身后有人朝着阿月砍了两刀,阿月站在云梯上,那人站在另一侧云梯,彼此都不稳,砍下的力度也不重,皆被盔甲挡了。阿月一个反手将那人砍下,推拽落地。阿月奋力向上一爬,就见着司夜离的软剑落下,砍断了她的缰绳,阿月一个趔趄从半空摔下,而那人只撩给她个冷淡的眼神便从城墙上消失,跃下城头融入战乱中,同流锦摄魂等暗卫斩杀着魏军。
蓦然间有人朝着人群跃起,扬起的马背上稳稳当当将落下的身影接住。一只手箍紧了阿月,另一只手则挥剑斩退下四周的凤军。但也只是一瞬又有许多人围上来,锋锐的剑刃对着他们的战马砍下,战马受痛猛然将他们甩下。
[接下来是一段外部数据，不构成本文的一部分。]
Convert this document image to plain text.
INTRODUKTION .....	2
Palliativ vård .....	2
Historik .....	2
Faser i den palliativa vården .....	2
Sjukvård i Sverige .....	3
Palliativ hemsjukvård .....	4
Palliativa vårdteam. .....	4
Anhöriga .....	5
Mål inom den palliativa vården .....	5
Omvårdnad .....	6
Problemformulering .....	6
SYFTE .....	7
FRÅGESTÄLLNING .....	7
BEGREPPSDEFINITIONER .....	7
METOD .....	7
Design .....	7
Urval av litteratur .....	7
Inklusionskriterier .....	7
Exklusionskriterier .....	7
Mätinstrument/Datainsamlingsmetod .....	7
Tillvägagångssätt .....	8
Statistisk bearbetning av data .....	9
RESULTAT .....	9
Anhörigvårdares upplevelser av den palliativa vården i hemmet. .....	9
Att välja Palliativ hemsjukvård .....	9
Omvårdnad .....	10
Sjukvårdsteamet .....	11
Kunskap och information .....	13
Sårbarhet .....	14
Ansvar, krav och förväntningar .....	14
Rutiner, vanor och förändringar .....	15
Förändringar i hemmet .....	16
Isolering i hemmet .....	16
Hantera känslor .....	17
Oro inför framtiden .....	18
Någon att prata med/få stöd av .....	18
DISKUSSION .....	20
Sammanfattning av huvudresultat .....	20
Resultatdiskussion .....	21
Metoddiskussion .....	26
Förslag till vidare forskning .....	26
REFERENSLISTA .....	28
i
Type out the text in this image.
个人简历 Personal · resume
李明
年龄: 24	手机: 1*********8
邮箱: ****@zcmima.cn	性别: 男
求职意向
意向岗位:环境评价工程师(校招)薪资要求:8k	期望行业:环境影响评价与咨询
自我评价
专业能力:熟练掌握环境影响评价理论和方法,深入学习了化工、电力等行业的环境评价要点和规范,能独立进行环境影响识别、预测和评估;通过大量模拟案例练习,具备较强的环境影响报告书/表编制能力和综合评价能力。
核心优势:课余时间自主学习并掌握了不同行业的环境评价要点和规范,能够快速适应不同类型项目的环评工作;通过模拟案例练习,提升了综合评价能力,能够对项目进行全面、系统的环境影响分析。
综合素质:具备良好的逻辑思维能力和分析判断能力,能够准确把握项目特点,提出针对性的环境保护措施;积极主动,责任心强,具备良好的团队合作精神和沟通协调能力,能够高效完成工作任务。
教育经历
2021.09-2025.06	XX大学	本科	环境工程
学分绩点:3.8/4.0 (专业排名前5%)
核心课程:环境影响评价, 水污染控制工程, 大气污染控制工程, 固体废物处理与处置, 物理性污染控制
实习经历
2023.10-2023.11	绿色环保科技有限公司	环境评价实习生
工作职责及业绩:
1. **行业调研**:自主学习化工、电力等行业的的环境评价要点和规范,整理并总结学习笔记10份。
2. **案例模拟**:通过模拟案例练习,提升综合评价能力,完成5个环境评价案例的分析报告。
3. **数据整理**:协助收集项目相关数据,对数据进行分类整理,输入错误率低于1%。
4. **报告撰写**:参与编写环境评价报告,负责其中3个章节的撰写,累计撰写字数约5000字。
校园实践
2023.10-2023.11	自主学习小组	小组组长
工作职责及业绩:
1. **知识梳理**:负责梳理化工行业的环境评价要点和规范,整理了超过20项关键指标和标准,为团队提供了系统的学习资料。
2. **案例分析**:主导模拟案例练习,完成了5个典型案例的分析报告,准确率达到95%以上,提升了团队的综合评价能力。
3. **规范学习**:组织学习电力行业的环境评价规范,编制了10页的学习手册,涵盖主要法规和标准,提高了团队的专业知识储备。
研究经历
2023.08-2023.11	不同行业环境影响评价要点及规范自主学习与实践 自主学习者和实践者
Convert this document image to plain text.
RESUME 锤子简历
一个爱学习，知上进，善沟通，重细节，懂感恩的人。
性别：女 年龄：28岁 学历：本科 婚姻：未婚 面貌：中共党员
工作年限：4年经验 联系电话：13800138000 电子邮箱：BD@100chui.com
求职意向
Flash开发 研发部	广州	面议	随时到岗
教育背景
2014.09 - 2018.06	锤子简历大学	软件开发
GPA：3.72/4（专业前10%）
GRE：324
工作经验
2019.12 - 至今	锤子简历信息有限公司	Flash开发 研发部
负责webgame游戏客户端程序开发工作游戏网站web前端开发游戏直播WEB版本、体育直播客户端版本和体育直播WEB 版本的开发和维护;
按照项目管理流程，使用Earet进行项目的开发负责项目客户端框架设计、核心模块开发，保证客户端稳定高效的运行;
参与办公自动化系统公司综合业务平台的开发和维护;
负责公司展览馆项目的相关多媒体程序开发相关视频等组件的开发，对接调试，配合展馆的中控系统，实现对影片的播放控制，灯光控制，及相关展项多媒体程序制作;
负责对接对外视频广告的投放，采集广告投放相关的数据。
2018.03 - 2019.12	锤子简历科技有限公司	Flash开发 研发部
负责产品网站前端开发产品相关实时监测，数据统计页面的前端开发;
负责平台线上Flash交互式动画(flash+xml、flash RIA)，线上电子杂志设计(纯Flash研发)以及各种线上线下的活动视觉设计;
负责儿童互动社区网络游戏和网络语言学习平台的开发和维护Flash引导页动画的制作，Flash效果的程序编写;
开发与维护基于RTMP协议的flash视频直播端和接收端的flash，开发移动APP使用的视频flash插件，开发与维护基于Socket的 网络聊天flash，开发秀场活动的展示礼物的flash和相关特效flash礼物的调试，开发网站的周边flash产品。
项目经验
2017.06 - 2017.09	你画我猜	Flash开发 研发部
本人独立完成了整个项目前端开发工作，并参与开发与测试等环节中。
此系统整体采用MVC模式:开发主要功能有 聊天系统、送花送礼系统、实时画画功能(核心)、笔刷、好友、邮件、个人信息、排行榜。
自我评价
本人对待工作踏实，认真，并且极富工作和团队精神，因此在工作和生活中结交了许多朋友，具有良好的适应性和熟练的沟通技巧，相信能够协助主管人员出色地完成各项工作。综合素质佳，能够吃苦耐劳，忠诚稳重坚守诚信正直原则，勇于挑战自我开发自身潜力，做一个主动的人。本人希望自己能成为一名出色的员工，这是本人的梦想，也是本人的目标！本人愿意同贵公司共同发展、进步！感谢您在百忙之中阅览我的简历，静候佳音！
“纳西,你怎么来了?”阿月被纳西护着垫住,并未摔痛。她吃惊的问道,想必是纳西猜出来了她的用意,让她说什么好,将他调离为的不就是他能安全,他还偏偏非要往这个暴风圈中走。
阿月撸了把脸上的雨水,此刻她身上已有几道被剑划出的口子,她拖着纳西将他推开,又一柄长剑划中了她的手背,她吃痛,玄龙宝剑应声坠地。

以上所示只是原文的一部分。